Open Library, FurBurrization
Hi. I’m a month behind with this one. You know how it goes sometimes. On Friday 4 September on the ol-discuss mailing list Lee Passey posted FurBurrization:
There are two things that continue to make OpenLibrary less than useful for me: 1. lack of links to source materials outside of Internet Archive (e.g. Google) and 2. the tremendous amount of unreconciled duplicate date in the OL archive.
Given the home-grown database management system used by OpenLibrary, it seems to me that the best way to solve problem #2 will probably be to FRBRize the existing data. It’s been a long time since I’ve seen any update on this effort; how’s it going?

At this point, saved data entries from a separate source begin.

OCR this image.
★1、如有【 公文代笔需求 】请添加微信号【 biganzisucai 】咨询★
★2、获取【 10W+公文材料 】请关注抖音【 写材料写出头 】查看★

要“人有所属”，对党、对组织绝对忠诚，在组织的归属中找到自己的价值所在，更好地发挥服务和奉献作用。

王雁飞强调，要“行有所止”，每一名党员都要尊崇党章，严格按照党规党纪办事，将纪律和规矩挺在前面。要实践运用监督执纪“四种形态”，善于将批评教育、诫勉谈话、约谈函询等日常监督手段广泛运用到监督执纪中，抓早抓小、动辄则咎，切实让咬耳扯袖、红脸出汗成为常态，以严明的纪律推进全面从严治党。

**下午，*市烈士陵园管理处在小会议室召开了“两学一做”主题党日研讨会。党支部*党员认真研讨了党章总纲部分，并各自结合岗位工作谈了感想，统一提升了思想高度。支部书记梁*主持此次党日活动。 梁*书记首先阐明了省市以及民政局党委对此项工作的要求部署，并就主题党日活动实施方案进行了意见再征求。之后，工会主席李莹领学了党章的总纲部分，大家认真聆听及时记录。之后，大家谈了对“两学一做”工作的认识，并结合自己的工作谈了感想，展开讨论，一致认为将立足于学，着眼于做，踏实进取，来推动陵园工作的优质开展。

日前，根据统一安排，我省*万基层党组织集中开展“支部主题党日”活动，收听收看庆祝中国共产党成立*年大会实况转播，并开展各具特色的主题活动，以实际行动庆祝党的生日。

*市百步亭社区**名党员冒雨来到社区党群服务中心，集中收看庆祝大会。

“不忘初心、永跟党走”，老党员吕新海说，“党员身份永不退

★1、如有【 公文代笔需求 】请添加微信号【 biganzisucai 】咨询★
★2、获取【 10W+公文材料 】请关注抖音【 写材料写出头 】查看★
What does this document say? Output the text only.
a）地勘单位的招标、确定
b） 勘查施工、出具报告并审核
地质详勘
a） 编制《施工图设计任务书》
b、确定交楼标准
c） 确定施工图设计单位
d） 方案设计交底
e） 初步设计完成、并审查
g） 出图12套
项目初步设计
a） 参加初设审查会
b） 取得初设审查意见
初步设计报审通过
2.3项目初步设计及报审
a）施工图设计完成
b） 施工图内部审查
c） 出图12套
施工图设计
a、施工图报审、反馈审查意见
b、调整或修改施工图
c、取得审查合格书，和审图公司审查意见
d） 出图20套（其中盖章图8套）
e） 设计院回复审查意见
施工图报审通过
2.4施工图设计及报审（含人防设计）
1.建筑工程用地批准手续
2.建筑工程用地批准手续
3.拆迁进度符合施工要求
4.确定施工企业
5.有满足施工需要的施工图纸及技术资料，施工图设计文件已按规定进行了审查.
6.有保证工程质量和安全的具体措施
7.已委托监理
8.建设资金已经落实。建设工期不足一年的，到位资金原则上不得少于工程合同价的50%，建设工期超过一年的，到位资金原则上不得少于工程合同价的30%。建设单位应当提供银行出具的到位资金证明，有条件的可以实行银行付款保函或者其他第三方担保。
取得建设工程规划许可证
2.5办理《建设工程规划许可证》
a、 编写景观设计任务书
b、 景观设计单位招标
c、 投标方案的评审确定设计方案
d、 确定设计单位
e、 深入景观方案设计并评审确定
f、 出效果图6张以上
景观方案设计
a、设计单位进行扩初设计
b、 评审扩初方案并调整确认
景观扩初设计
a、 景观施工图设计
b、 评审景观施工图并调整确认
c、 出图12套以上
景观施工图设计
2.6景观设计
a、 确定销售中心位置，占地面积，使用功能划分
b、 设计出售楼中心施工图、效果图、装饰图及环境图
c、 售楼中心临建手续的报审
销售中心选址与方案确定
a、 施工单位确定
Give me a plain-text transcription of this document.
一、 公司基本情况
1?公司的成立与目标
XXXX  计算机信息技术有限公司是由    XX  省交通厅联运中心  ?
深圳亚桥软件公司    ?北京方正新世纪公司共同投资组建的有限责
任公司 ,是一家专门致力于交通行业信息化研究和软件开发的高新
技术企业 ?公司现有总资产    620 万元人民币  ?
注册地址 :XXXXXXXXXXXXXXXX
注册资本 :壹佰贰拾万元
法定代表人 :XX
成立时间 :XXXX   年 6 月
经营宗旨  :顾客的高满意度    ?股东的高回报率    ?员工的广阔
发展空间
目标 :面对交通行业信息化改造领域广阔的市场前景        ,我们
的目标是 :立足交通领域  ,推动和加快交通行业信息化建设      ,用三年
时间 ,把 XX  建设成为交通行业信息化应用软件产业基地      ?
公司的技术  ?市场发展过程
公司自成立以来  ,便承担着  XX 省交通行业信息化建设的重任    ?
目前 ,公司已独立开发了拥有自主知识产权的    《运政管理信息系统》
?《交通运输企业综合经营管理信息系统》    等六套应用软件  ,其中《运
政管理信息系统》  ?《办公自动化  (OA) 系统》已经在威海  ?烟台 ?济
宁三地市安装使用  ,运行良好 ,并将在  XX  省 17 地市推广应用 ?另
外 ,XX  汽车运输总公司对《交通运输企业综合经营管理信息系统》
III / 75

There was a short thread following with some back and forth. Karen Coyle replied:
Lee, FRBR-ization is in test at the moment. The hardest part is figuring out a good user experience when only a few items have multiple editions. But that is in progress.
Yes, there are duplicates. Those will be removed by re-running the duplicate detection on the database, and that will be more efficient once the WorKs are gathered together because that pinpoints a lot of the duplicates. The algorithm will only take us so far, however, so there are plans to provide support for merging of items and authors by users. It all has to be coordinated with re-directing from previously used IDs so that no linking is broken.
I’m not sure about your #1 — there are links to Google on the Edition pages when a Google item is detected, and the link states whether it is a snippet, full view or now view. http://openlibrary.org/b/OL2873790M/Raintree-County [with ISBN] http://openlibrary.org/b/OL6026352M/Raintree-County [without ISBN]
Is this not what you are looking for?
So, can you give us any more details, or is this something you will simply present to us when it’s completed to your satisfaction? For me, personally, the web interface is irrelevant; I’m much more interested in that the data will look like when it is retrieved via an API, and that can be exposed long before you have figured out how to present a “good user experience.”
Sorry, I have no idea how it will work in the APIs, and don’t know if that’s been worked out yet. I’ll try to get an answer for that, but it’s possible that it isn’t known yet. We’re still trying to figure out which data elements will be resident on the Work record/template and which on the edition(Manifestation) template. Just to give you an idea of the progress. And in terms of merging manifestations into works, we’re using author, title and uniform title when it is available. The first pass will have errors, and there will need to be a way to allow users to merge and unmerge as a way to correct those.
The database will consist of Works and Manifestations (called ‘editions’) — it will not be just display, but two linked bibliographic ‘levels’. There isn’t enough information in the bibliographic data to provide accurate expressions, but it should be possible to at least provide a separate view of different languages. (Not to mention that there isn’t a lot of agreement in the bibliographic world about where to divide expressions and works… but that’s a whole different conversation.)
Browse the whole thread to get the whole exchange, but it’s all been over for a month.